BO: Silly you Falafel. When was the last time, post WWII, a country attacked another using a nuke? Zero times. Now ask yourself, when was the last time a country attacked another using conventional weapons with the same slow destructive results? Many, many times since WWII. The most potent threat to Israel is a conventional war, not a nuclear one; something I facilitated with flying colors.
Falafel: So the JCPOA was never about limiting Iranian destructive powers?
After Iranian Drone Israel Infiltration, Falafel Interviews Barack Obama (Part Deux)
BO: Just the opposite my friend, it was about unleashing Iran in the region to ride the backs of the Arabs all the way to Jerusalem. The Mullahs did their part, as they promised Valerie, by controlling the capitals of four Arab countries during my tenure; the most important of which was Damascus. Why do you think I did nothing in Syria? Syria was to become the launching pad from where the Iranian Mullahs would attack Israel.

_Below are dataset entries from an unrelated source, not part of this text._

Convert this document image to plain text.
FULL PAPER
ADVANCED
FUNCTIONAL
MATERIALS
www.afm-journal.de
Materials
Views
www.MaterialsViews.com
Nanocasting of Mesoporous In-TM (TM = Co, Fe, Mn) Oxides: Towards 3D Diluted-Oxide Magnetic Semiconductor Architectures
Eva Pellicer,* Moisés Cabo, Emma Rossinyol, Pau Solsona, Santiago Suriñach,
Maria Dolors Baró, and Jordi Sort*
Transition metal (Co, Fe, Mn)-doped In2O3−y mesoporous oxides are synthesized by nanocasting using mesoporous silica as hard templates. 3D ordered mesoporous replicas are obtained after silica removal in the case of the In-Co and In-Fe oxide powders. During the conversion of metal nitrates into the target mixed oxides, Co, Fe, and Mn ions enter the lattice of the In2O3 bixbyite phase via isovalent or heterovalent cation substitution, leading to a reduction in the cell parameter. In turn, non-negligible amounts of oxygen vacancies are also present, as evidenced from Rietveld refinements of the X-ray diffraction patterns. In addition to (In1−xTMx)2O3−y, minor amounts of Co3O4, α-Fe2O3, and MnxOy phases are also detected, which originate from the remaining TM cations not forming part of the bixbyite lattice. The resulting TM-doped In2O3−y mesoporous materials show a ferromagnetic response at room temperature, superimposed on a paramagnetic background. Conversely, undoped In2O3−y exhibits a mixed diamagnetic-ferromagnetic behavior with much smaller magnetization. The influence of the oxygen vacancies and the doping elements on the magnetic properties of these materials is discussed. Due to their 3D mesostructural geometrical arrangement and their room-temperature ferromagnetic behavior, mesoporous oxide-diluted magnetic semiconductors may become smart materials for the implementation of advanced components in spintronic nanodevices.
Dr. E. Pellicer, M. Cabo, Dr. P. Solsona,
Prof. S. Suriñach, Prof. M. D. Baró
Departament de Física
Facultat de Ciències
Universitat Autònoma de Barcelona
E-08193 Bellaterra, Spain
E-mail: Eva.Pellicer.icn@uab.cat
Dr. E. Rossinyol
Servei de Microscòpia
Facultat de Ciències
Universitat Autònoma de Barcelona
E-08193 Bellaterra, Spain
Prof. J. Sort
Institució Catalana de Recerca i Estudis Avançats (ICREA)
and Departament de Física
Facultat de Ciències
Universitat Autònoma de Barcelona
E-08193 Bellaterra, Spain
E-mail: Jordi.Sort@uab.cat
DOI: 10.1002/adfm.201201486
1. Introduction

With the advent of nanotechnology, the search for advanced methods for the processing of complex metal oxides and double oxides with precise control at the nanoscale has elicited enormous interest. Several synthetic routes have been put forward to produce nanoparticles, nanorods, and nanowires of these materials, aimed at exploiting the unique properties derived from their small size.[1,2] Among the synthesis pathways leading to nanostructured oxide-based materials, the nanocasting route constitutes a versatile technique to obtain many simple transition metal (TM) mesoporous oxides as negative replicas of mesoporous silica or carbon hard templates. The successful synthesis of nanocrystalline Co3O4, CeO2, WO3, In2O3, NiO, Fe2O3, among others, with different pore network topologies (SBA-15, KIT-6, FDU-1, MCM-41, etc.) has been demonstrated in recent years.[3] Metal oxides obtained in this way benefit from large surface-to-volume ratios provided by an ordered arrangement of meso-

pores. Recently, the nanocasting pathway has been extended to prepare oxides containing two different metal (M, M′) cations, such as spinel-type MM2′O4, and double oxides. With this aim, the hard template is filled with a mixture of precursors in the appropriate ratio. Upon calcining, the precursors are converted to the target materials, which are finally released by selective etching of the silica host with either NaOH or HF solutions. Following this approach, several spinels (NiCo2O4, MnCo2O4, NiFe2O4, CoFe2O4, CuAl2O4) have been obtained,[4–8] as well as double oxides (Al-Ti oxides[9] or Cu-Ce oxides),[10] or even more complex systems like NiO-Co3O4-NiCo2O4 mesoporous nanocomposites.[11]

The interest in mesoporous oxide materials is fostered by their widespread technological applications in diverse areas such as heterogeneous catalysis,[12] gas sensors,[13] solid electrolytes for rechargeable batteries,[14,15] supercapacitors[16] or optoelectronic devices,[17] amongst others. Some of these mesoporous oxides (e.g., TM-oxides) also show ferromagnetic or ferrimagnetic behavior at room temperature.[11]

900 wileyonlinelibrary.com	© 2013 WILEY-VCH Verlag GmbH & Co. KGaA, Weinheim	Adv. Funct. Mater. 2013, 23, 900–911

Falafel: You allowed some 600,000 Syrians to die and 6 million Syrians to seek refuge in neighboring countries just for you to unleash Iran to destroy Israel?
BO: I did not start the civil war in Syria. I just took advantage of it.
Falafel: So, all those policies to support the rise of the Muslim Brotherhood in Egypt, the $billions in cash infusion under the JCPOA, the red line you smoked so quickly, ignoring Iranian capture and abuse of our sailors, and playing golf when the Iranians were setting the region aflame were all part of helping the Mullahs destroy Israel?
BO: (Smiling broadly)
Falafel: What do you have against the Jews Mr. President?
BO: Oh, nothing. My professors at Harvard hated them and every author I read growing up hated them. So, I hate them too with one exception: I became the U.S. President and I could do something about my hate.
Falafel left Kalorama Avenue feeling sick. Barack Obama is a damaged con man who led everyone to believe he was doing the right thing for our country and our allies.
Only the defeat of the Mullahs would defeat Barack Obama.